NYT's 'Op-Talk' Blog Highlights Debate Over 'Personhood' Laws

July 25, 2014 — New York Times columnist Anna Altman in an "Op-Talk" piece highlights the conflicting sides of the debate over "so-called personhood laws," which often "recognize fetuses, embryos and fertilized eggs as persons who are separate" from the women who carry them.

According to Altman, while personhood laws vary in the 38 states that have them, they mostly "seek to protect this category of persons, whether from strangers or from the" women themselves. Altman writes, "Causing especially intense controversy are laws targeting substance abuse during pregnancy," noting a few recent examples of women who were incarcerated for using illicit drugs while pregnant.
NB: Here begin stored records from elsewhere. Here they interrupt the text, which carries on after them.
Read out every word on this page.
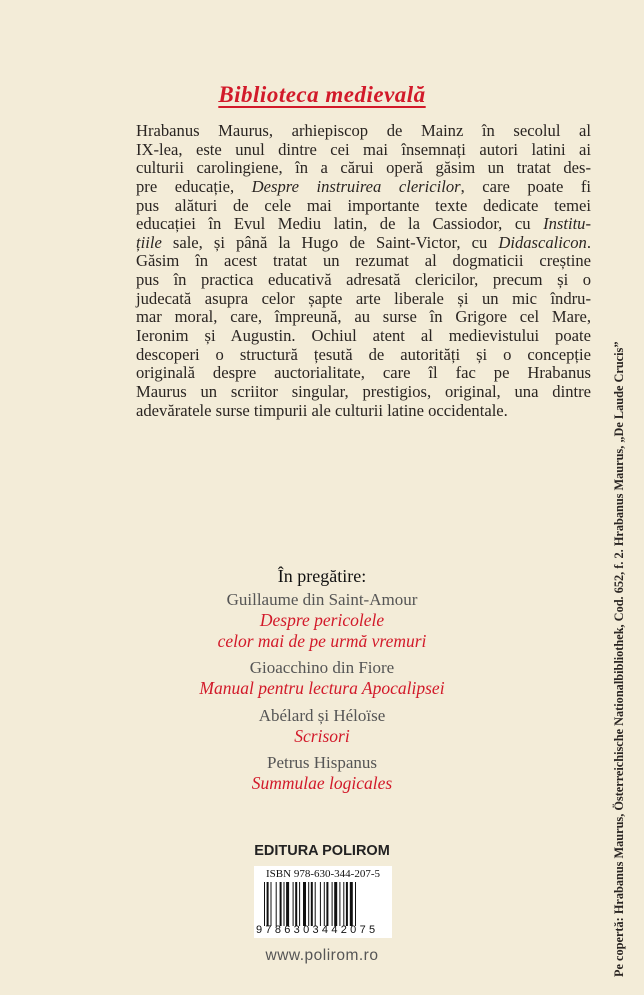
Biblioteca medievală
Hrabanus Maurus, arhiepiscop de Mainz în secolul al
IX-lea, este unul dintre cei mai însemnați autori latini ai
culturii carolingiene, în a cărui operă găsim un tratat des-
pre educație, Despre instruirea clericilor, care poate fi
pus alături de cele mai importante texte dedicate temei
educației în Evul Mediu latin, de la Cassiodor, cu Institu-
țiile sale, și până la Hugo de Saint-Victor, cu Didascalicon.
Găsim în acest tratat un rezumat al dogmaticii creștine
pus în practica educativă adresată clericilor, precum și o
judecată asupra celor șapte arte liberale și un mic îndru-
mar moral, care, împreună, au surse în Grigore cel Mare,
Ieronim și Augustin. Ochiul atent al medievistului poate
descoperi o structură țesută de autorități și o concepție
originală despre auctorialitate, care îl fac pe Hrabanus
Maurus un scriitor singular, prestigios, original, una dintre
adevăratele surse timpurii ale culturii latine occidentale.
În pregătire:
Guillaume din Saint-Amour
Despre pericolele
celor mai de pe urmă vremuri
Gioacchino din Fiore
Manual pentru lectura Apocalipsei
Abélard și Héloïse
Scrisori
Petrus Hispanus
Summulae logicales
EDITURA POLIROM
ISBN 978-630-344-207-5
9786303442075
www.polirom.ro	Pe copertă: Hrabanus Maurus, Österreichische Nationalbibliothek, Cod. 652, f. 2. Hrabanus Maurus, „De Laude Crucis”
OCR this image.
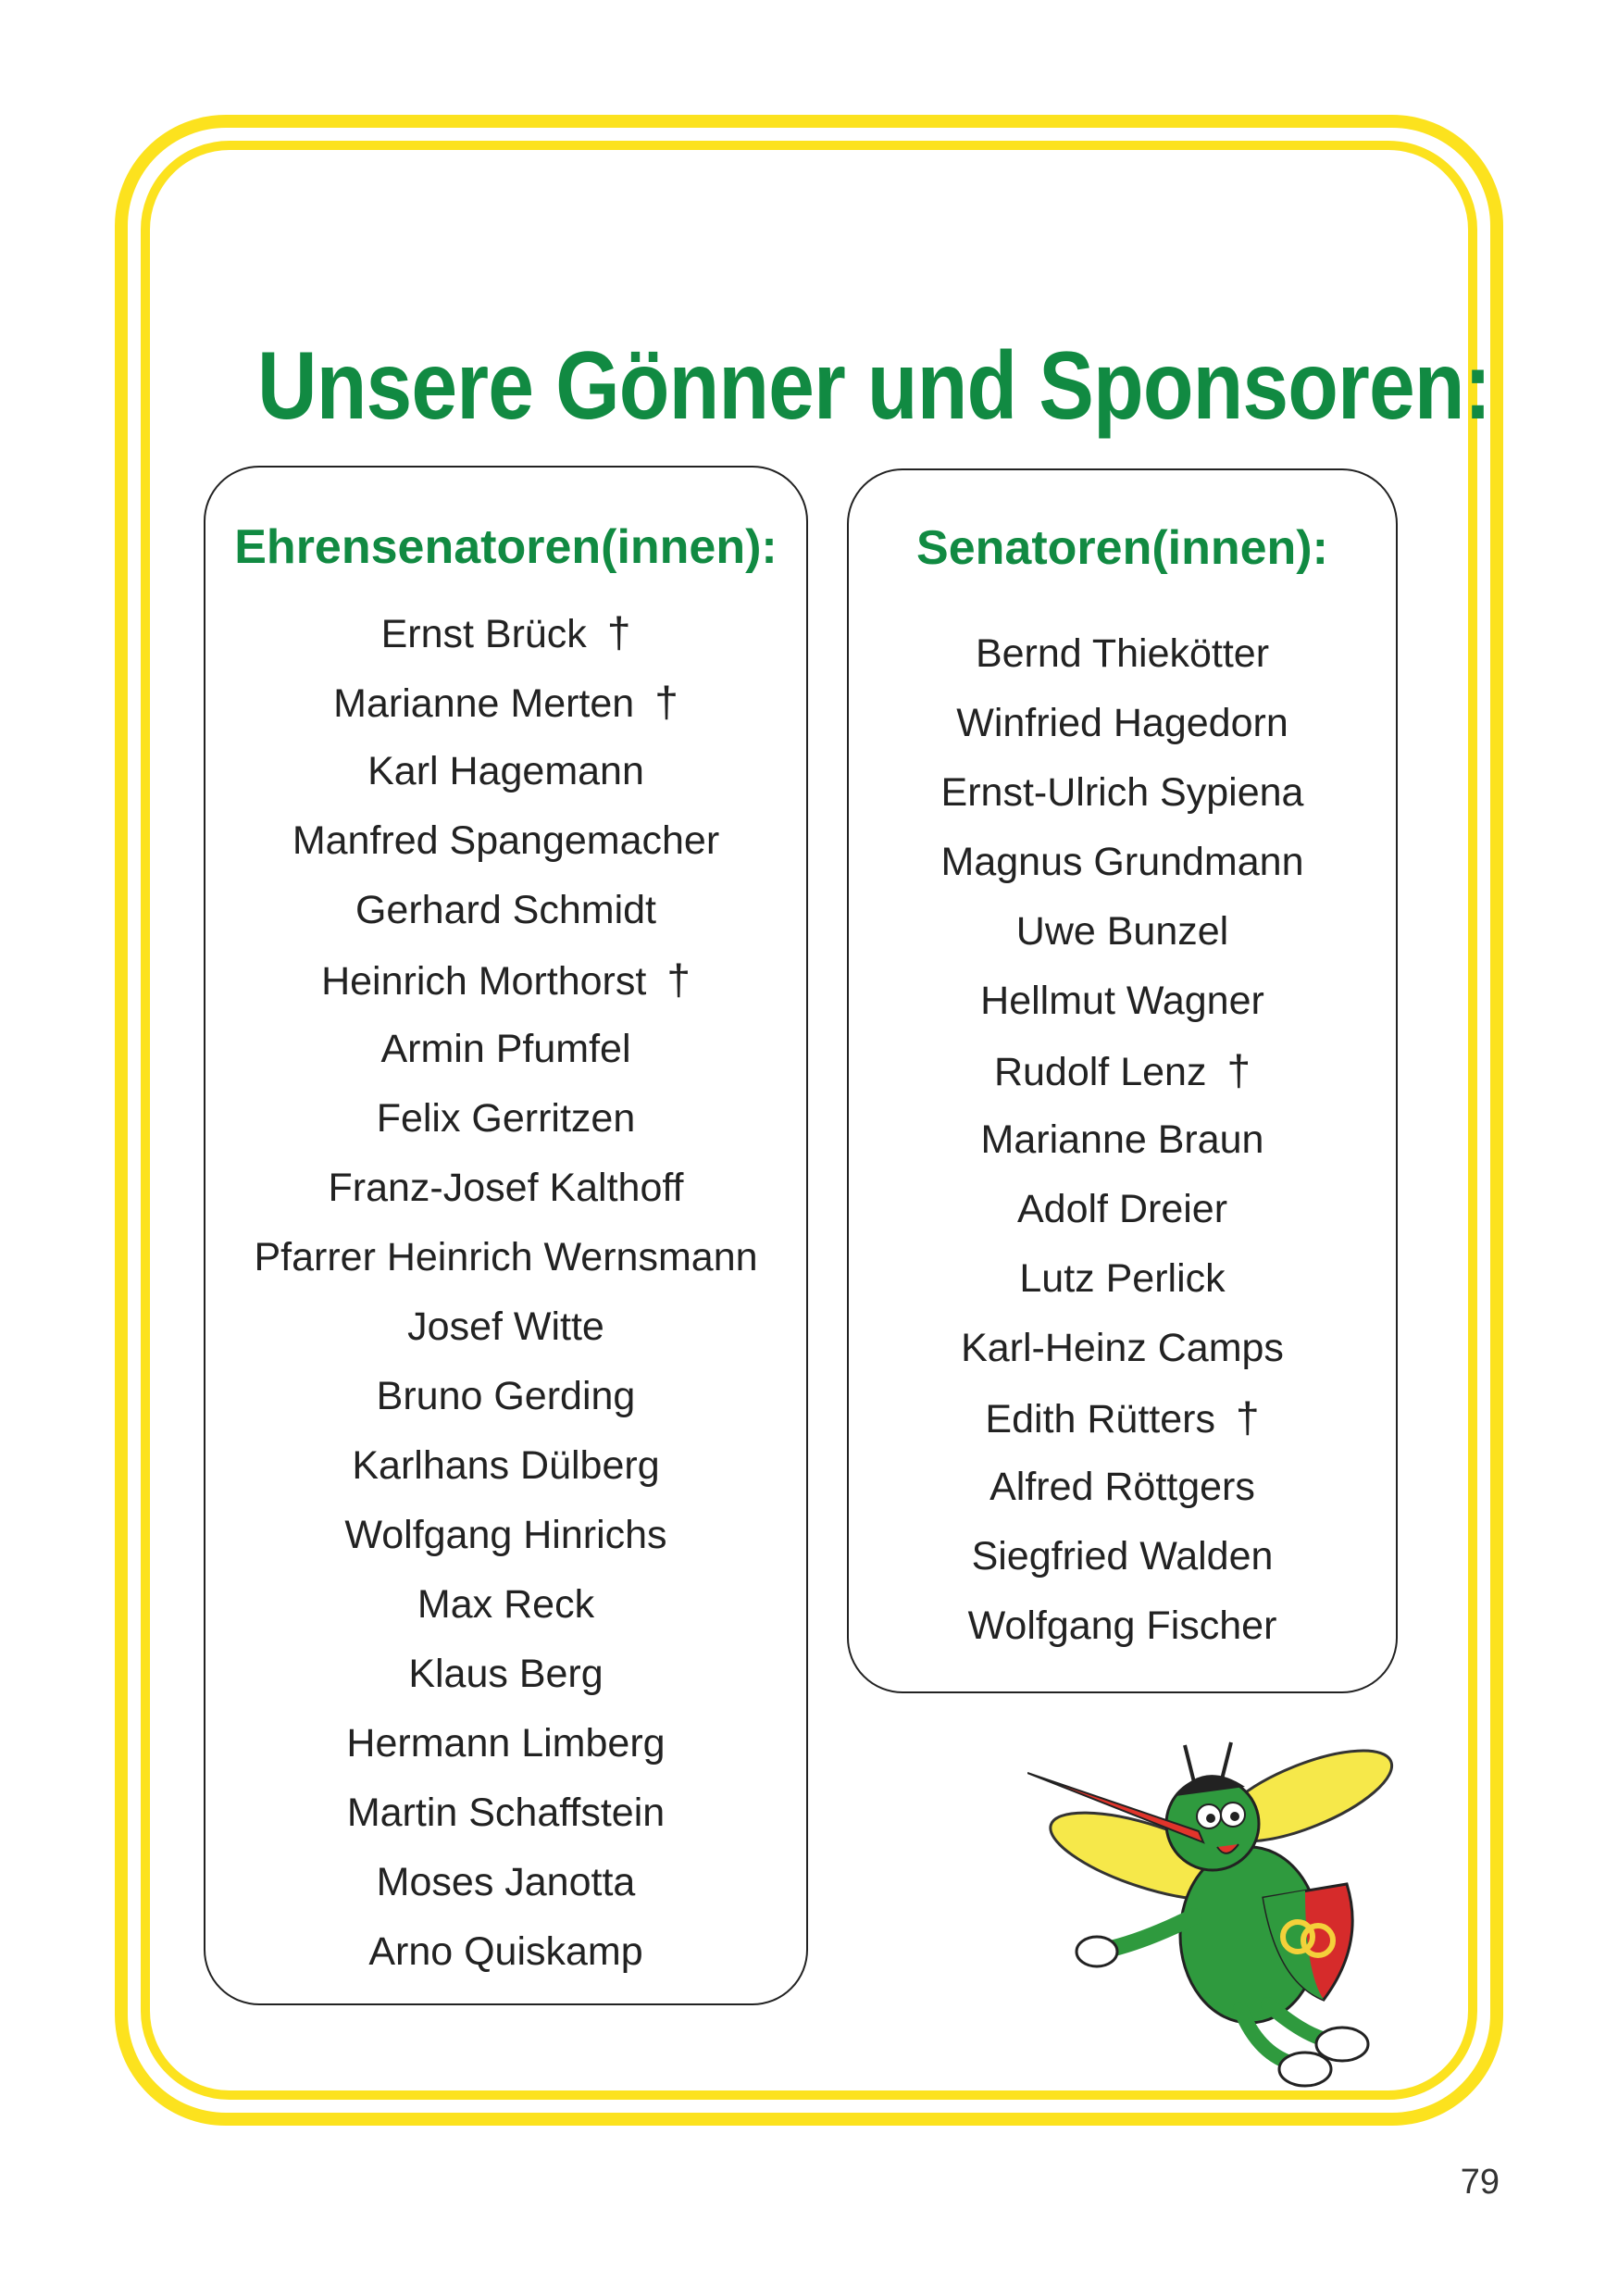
Unsere Gönner und Sponsoren:
Ehrensenatoren(innen):
Ernst Brück †
Marianne Merten †
Karl Hagemann
Manfred Spangemacher
Gerhard Schmidt
Heinrich Morthorst †
Armin Pfumfel
Felix Gerritzen
Franz-Josef Kalthoff
Pfarrer Heinrich Wernsmann
Josef Witte
Bruno Gerding
Karlhans Dülberg
Wolfgang Hinrichs
Max Reck
Klaus Berg
Hermann Limberg
Martin Schaffstein
Moses Janotta
Arno Quiskamp
Senatoren(innen):
Bernd Thiekötter
Winfried Hagedorn
Ernst-Ulrich Sypiena
Magnus Grundmann
Uwe Bunzel
Hellmut Wagner
Rudolf Lenz †
Marianne Braun
Adolf Dreier
Lutz Perlick
Karl-Heinz Camps
Edith Rütters †
Alfred Röttgers
Siegfried Walden
Wolfgang Fischer
79
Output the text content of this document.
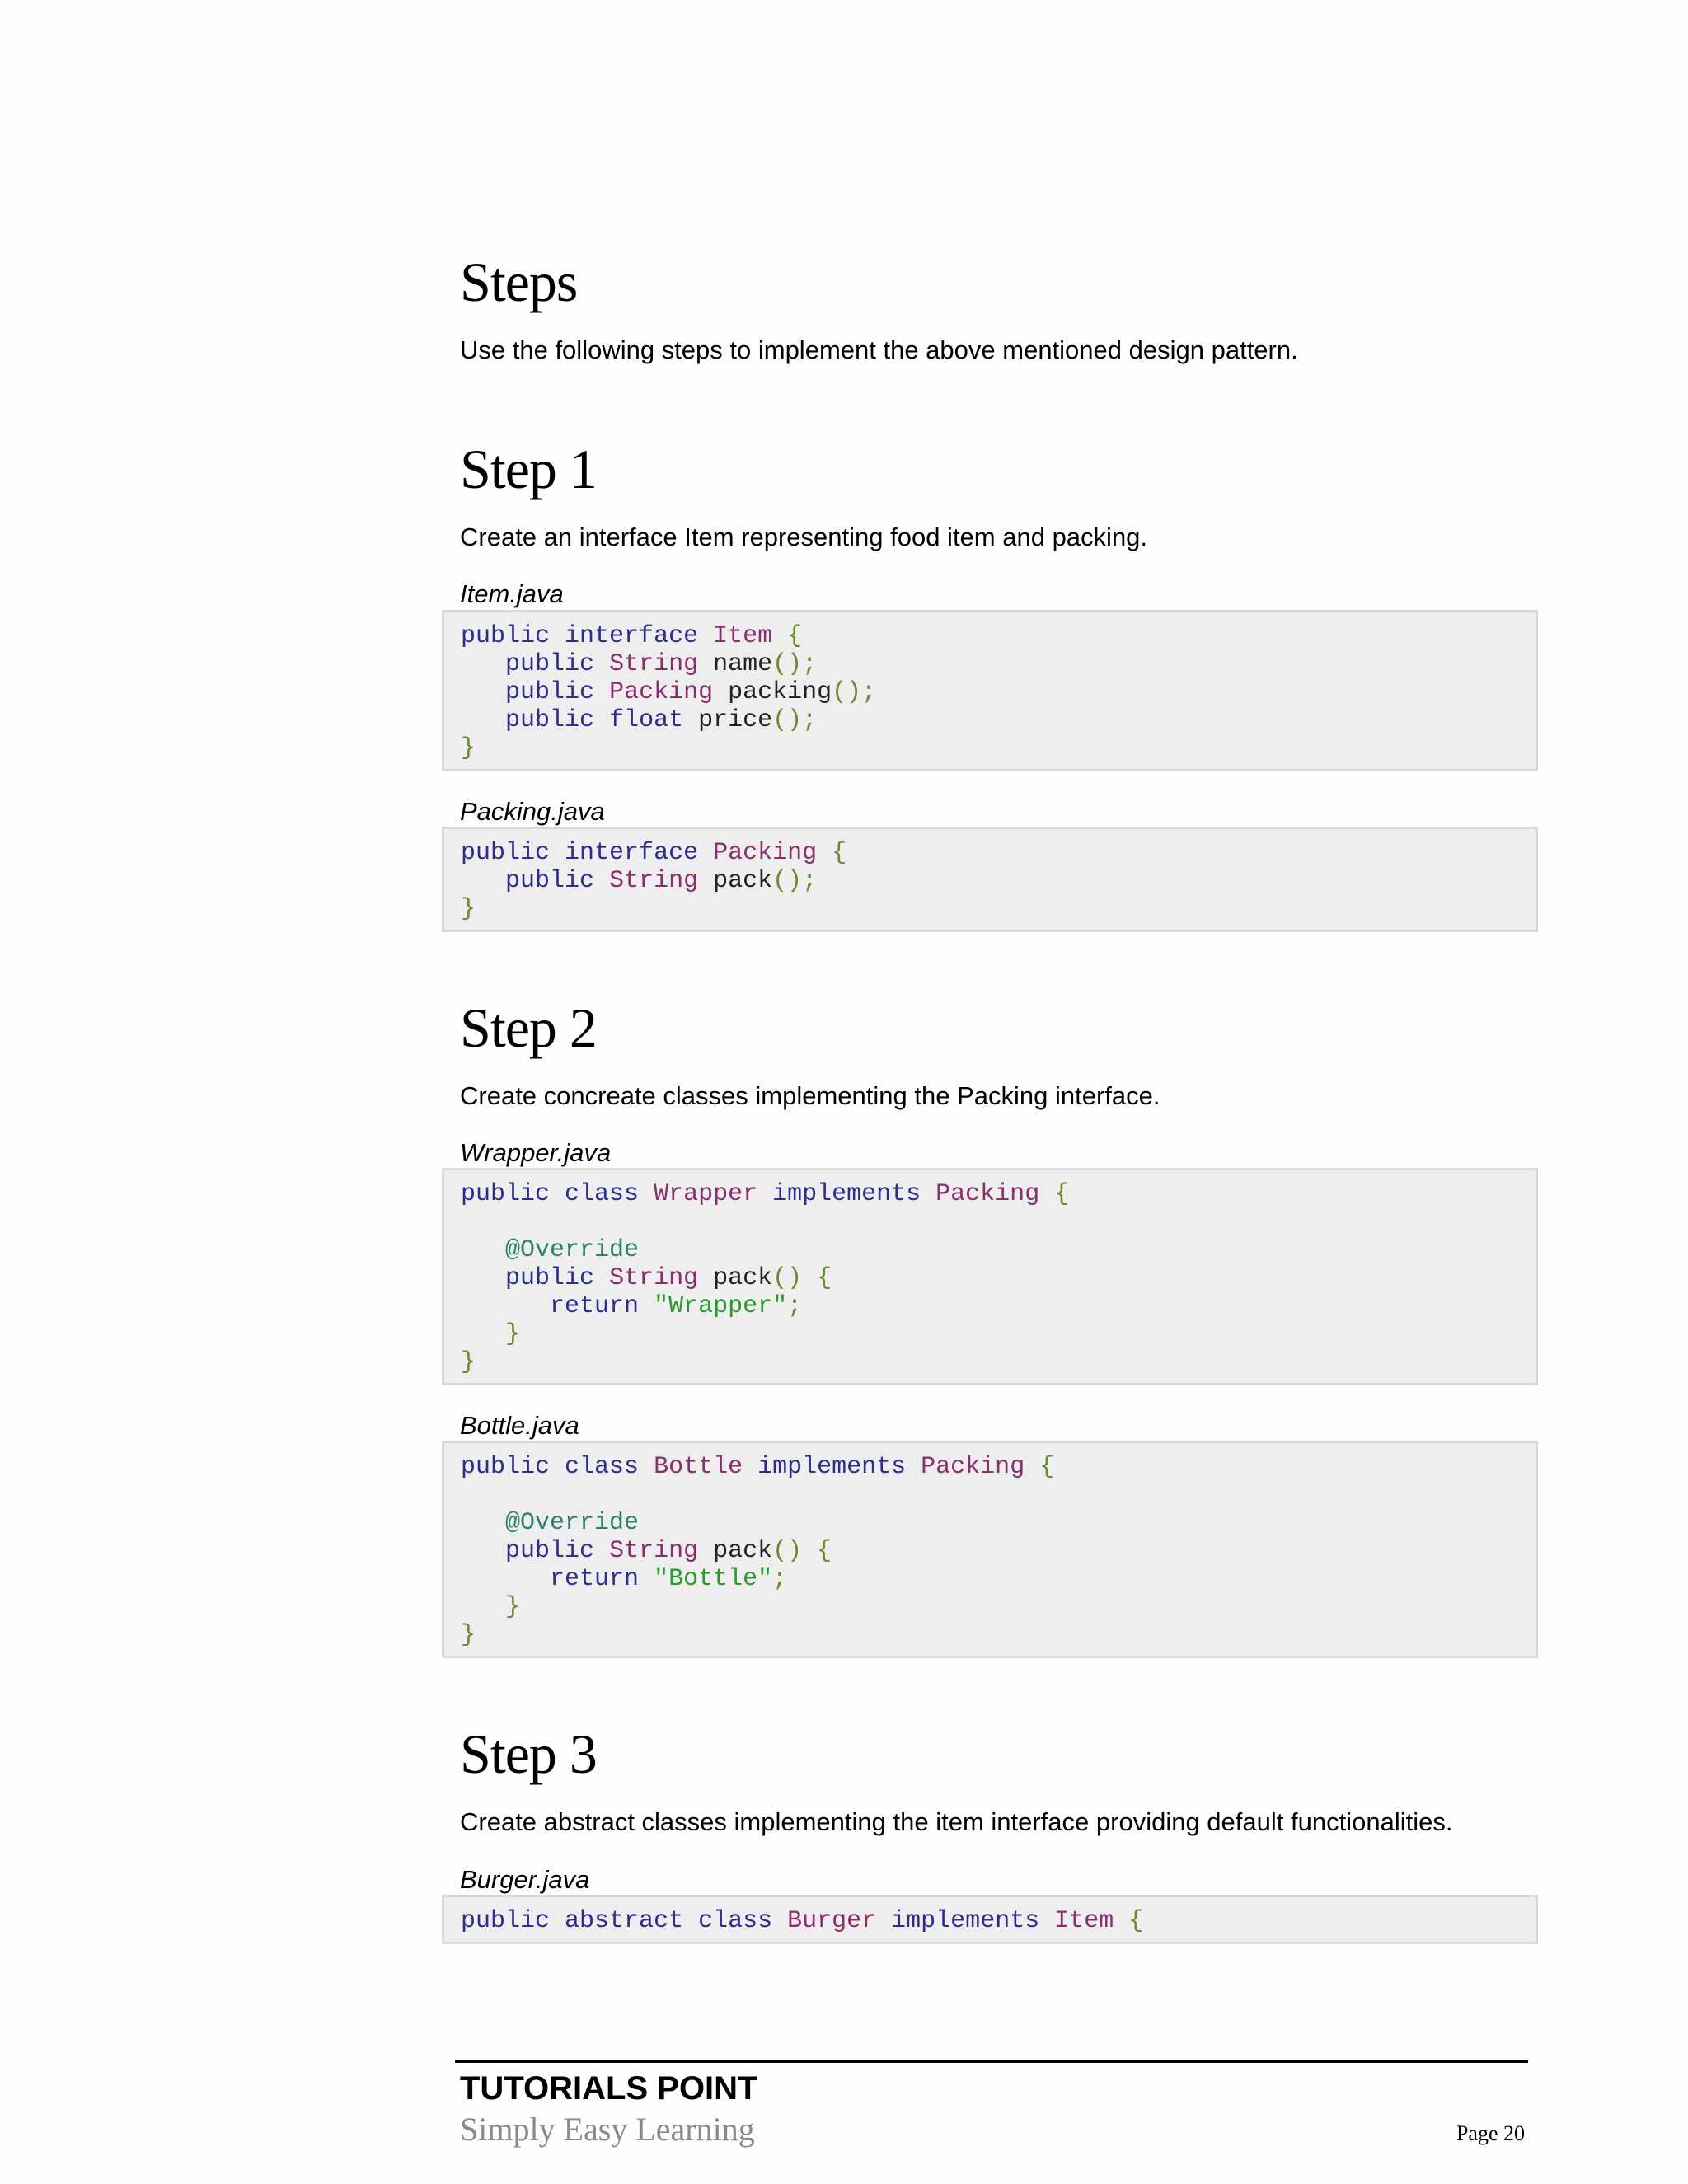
Steps

Use the following steps to implement the above mentioned design pattern.

Step 1

Create an interface Item representing food item and packing.

Item.java

public interface Item {
public String name();
public Packing packing();
public float price();
}

Packing.java

public interface Packing {
public String pack();
}
Step 2

Create concreate classes implementing the Packing interface.

Wrapper.java

public class Wrapper implements Packing {
@Override
public String pack() {
return "Wrapper";
}
}

Bottle.java

public class Bottle implements Packing {
@Override
public String pack() {
return "Bottle";
}
}
Step 3

Create abstract classes implementing the item interface providing default functionalities.

Burger.java

public abstract class Burger implements Item {
TUTORIALS POINT
Simply Easy Learning	Page 20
Tennessee Rep. Terri Weaver (R) -- who sponsored a personhood measure (SB 1391) that permits a pregnant woman to be charged with a criminal offense if she uses illicit drugs -- said "these defenseless children deserve some protection and these babies need a voice."

During an NPR "Fresh Air" segment exploring the issue last year, Barbara Levy of the American Congress of Obstetricians and Gynecologists detailed potential issues with such laws. She said, "I understand the concern about the unborn fetus," but "the very best outcome for the unborn fetus is to treat the mom and the baby as a unit." She added that it is extremely important "to get the best care for the mom. That means she has to be comfortable and free to seek care without concern that she will be placed in jail."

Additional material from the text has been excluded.